During the entire time that she was asleep, Olsson was given two glasses of milk each day. Her mother died in 1904, and after this, a maid continued to take care of Olsson and the household. Upon the death of her brother in 1907, Olsson began crying hysterically, although she remained in an assumed coma. She reportedly did not touch any food that she received during her years in bed, and the family's maid never heard her speaking.

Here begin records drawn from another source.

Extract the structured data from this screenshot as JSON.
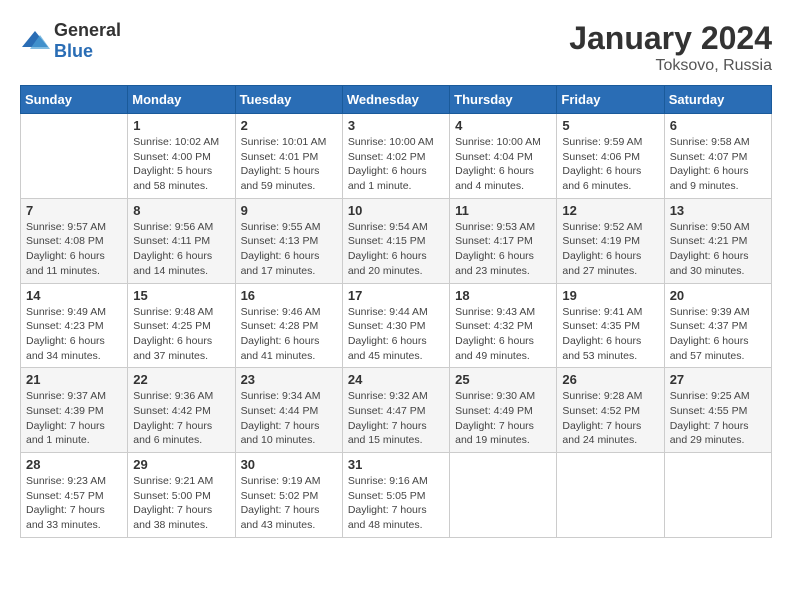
{
  "header": {
    "logo_general": "General",
    "logo_blue": "Blue",
    "month_year": "January 2024",
    "location": "Toksovo, Russia"
  },
  "calendar": {
    "weekdays": [
      "Sunday",
      "Monday",
      "Tuesday",
      "Wednesday",
      "Thursday",
      "Friday",
      "Saturday"
    ],
    "weeks": [
      [
        {
          "day": "",
          "info": ""
        },
        {
          "day": "1",
          "info": "Sunrise: 10:02 AM\nSunset: 4:00 PM\nDaylight: 5 hours\nand 58 minutes."
        },
        {
          "day": "2",
          "info": "Sunrise: 10:01 AM\nSunset: 4:01 PM\nDaylight: 5 hours\nand 59 minutes."
        },
        {
          "day": "3",
          "info": "Sunrise: 10:00 AM\nSunset: 4:02 PM\nDaylight: 6 hours\nand 1 minute."
        },
        {
          "day": "4",
          "info": "Sunrise: 10:00 AM\nSunset: 4:04 PM\nDaylight: 6 hours\nand 4 minutes."
        },
        {
          "day": "5",
          "info": "Sunrise: 9:59 AM\nSunset: 4:06 PM\nDaylight: 6 hours\nand 6 minutes."
        },
        {
          "day": "6",
          "info": "Sunrise: 9:58 AM\nSunset: 4:07 PM\nDaylight: 6 hours\nand 9 minutes."
        }
      ],
      [
        {
          "day": "7",
          "info": "Sunrise: 9:57 AM\nSunset: 4:08 PM\nDaylight: 6 hours\nand 11 minutes."
        },
        {
          "day": "8",
          "info": "Sunrise: 9:56 AM\nSunset: 4:11 PM\nDaylight: 6 hours\nand 14 minutes."
        },
        {
          "day": "9",
          "info": "Sunrise: 9:55 AM\nSunset: 4:13 PM\nDaylight: 6 hours\nand 17 minutes."
        },
        {
          "day": "10",
          "info": "Sunrise: 9:54 AM\nSunset: 4:15 PM\nDaylight: 6 hours\nand 20 minutes."
        },
        {
          "day": "11",
          "info": "Sunrise: 9:53 AM\nSunset: 4:17 PM\nDaylight: 6 hours\nand 23 minutes."
        },
        {
          "day": "12",
          "info": "Sunrise: 9:52 AM\nSunset: 4:19 PM\nDaylight: 6 hours\nand 27 minutes."
        },
        {
          "day": "13",
          "info": "Sunrise: 9:50 AM\nSunset: 4:21 PM\nDaylight: 6 hours\nand 30 minutes."
        }
      ],
      [
        {
          "day": "14",
          "info": "Sunrise: 9:49 AM\nSunset: 4:23 PM\nDaylight: 6 hours\nand 34 minutes."
        },
        {
          "day": "15",
          "info": "Sunrise: 9:48 AM\nSunset: 4:25 PM\nDaylight: 6 hours\nand 37 minutes."
        },
        {
          "day": "16",
          "info": "Sunrise: 9:46 AM\nSunset: 4:28 PM\nDaylight: 6 hours\nand 41 minutes."
        },
        {
          "day": "17",
          "info": "Sunrise: 9:44 AM\nSunset: 4:30 PM\nDaylight: 6 hours\nand 45 minutes."
        },
        {
          "day": "18",
          "info": "Sunrise: 9:43 AM\nSunset: 4:32 PM\nDaylight: 6 hours\nand 49 minutes."
        },
        {
          "day": "19",
          "info": "Sunrise: 9:41 AM\nSunset: 4:35 PM\nDaylight: 6 hours\nand 53 minutes."
        },
        {
          "day": "20",
          "info": "Sunrise: 9:39 AM\nSunset: 4:37 PM\nDaylight: 6 hours\nand 57 minutes."
        }
      ],
      [
        {
          "day": "21",
          "info": "Sunrise: 9:37 AM\nSunset: 4:39 PM\nDaylight: 7 hours\nand 1 minute."
        },
        {
          "day": "22",
          "info": "Sunrise: 9:36 AM\nSunset: 4:42 PM\nDaylight: 7 hours\nand 6 minutes."
        },
        {
          "day": "23",
          "info": "Sunrise: 9:34 AM\nSunset: 4:44 PM\nDaylight: 7 hours\nand 10 minutes."
        },
        {
          "day": "24",
          "info": "Sunrise: 9:32 AM\nSunset: 4:47 PM\nDaylight: 7 hours\nand 15 minutes."
        },
        {
          "day": "25",
          "info": "Sunrise: 9:30 AM\nSunset: 4:49 PM\nDaylight: 7 hours\nand 19 minutes."
        },
        {
          "day": "26",
          "info": "Sunrise: 9:28 AM\nSunset: 4:52 PM\nDaylight: 7 hours\nand 24 minutes."
        },
        {
          "day": "27",
          "info": "Sunrise: 9:25 AM\nSunset: 4:55 PM\nDaylight: 7 hours\nand 29 minutes."
        }
      ],
      [
        {
          "day": "28",
          "info": "Sunrise: 9:23 AM\nSunset: 4:57 PM\nDaylight: 7 hours\nand 33 minutes."
        },
        {
          "day": "29",
          "info": "Sunrise: 9:21 AM\nSunset: 5:00 PM\nDaylight: 7 hours\nand 38 minutes."
        },
        {
          "day": "30",
          "info": "Sunrise: 9:19 AM\nSunset: 5:02 PM\nDaylight: 7 hours\nand 43 minutes."
        },
        {
          "day": "31",
          "info": "Sunrise: 9:16 AM\nSunset: 5:05 PM\nDaylight: 7 hours\nand 48 minutes."
        },
        {
          "day": "",
          "info": ""
        },
        {
          "day": "",
          "info": ""
        },
        {
          "day": "",
          "info": ""
        }
      ]
    ]
  }
}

Olsson awoke on 3 April 1908, 32 years and 42 days after she had first fallen asleep. The maid found her crying and jumping on the floor. When her surviving brothers arrived, however, she did not recognize them. She was very thin and pale, and she showed sensitivity to light during the first few days after awakening. She was weak and had difficulty speaking. She could still read and write, and she remembered everything that she had learned before she fell asleep. Newspaper reporters from all over Europe and the United States travelled to Oknö to interview her, and she and her family went into hiding to avoid the attention. She submitted to psychiatric testing in Stockholm and was found to be in full possession of the faculties that she had possessed before she fell asleep. She was described as appearing to be no older than 25 at the age of 46.

== Studies ==
It has been speculated that Olsson may not really have been asleep and hibernating all that time. There were many unexplained characteristics of her state; for example, her hair, fingernails, and toenails did not seem to grow.

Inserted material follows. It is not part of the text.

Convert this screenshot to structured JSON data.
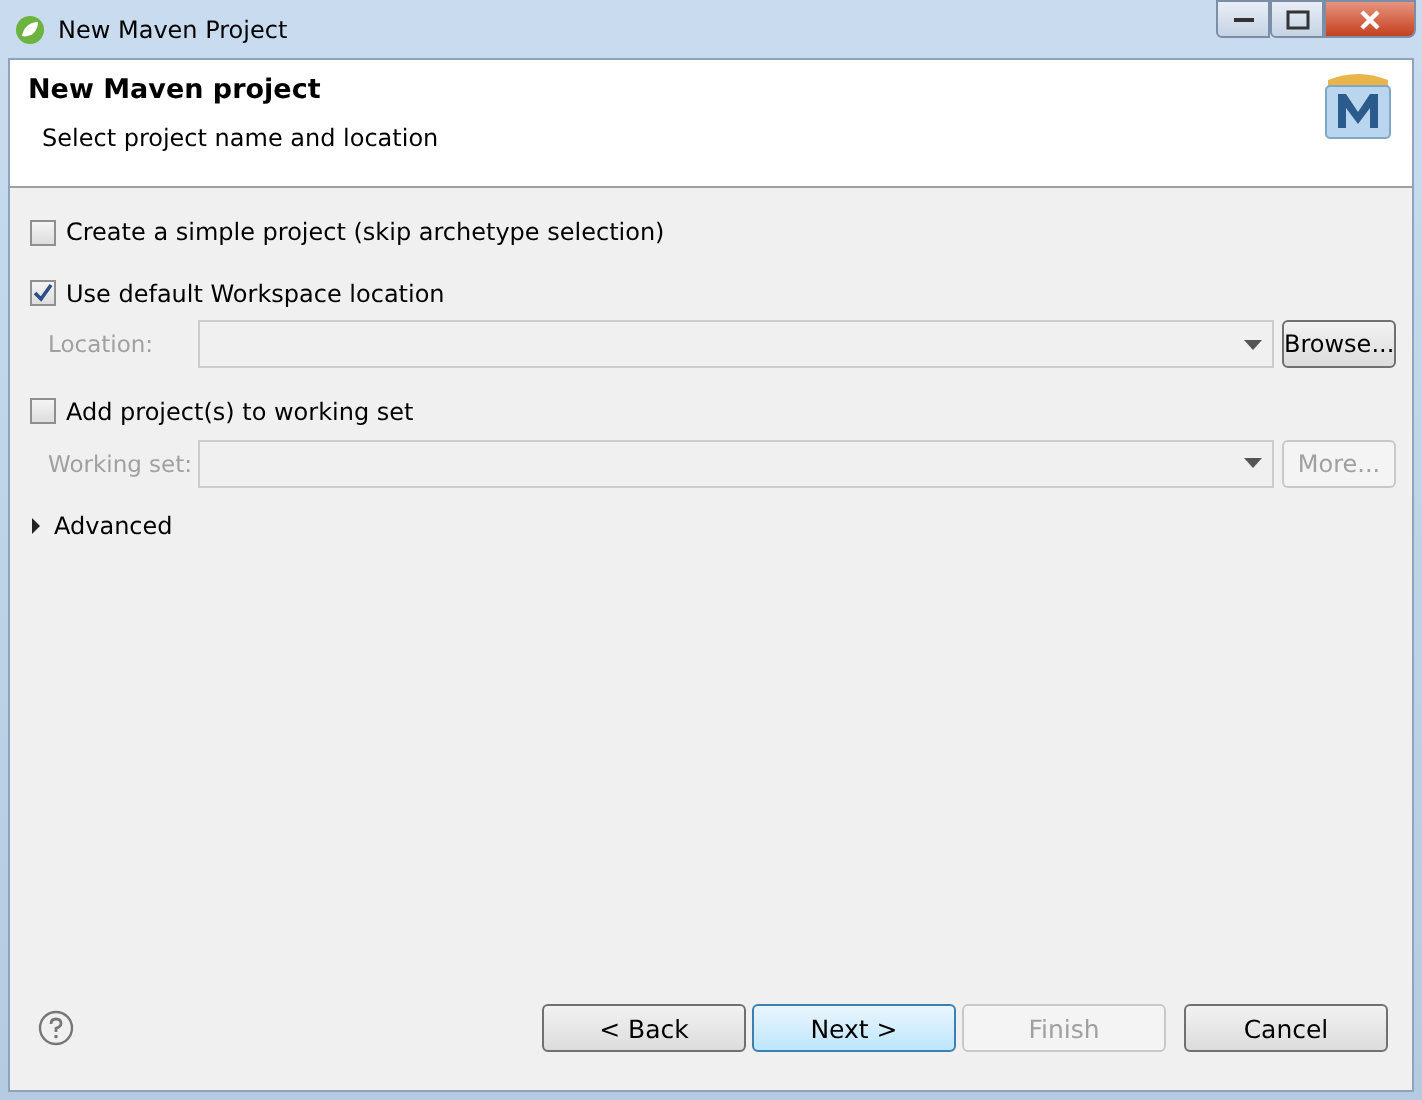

Psychiatrist Dr. Frödeström met Olsson in 1910. He published a paper on her condition in 1912 titled La Dormeuse d'Oknö – 21 Ans de Stupeur. Guérison Complète, but his analysis was limited to her situation being an unclear case of hibernation. It was later revealed that Olsson did wake up occasionally and, when she did, she reacted with sorrow and anger. Frödeström speculated that Olsson thought that she was seriously ill, and that she remained still with her eyes closed and refused to eat to elicit sympathy. It has been conjectured that her mother had helped her and kept the fact secret that she was no longer hibernating.

== Death ==
Olsson died on 5 April 1950 aged 88 from an intracranial hemorrhage.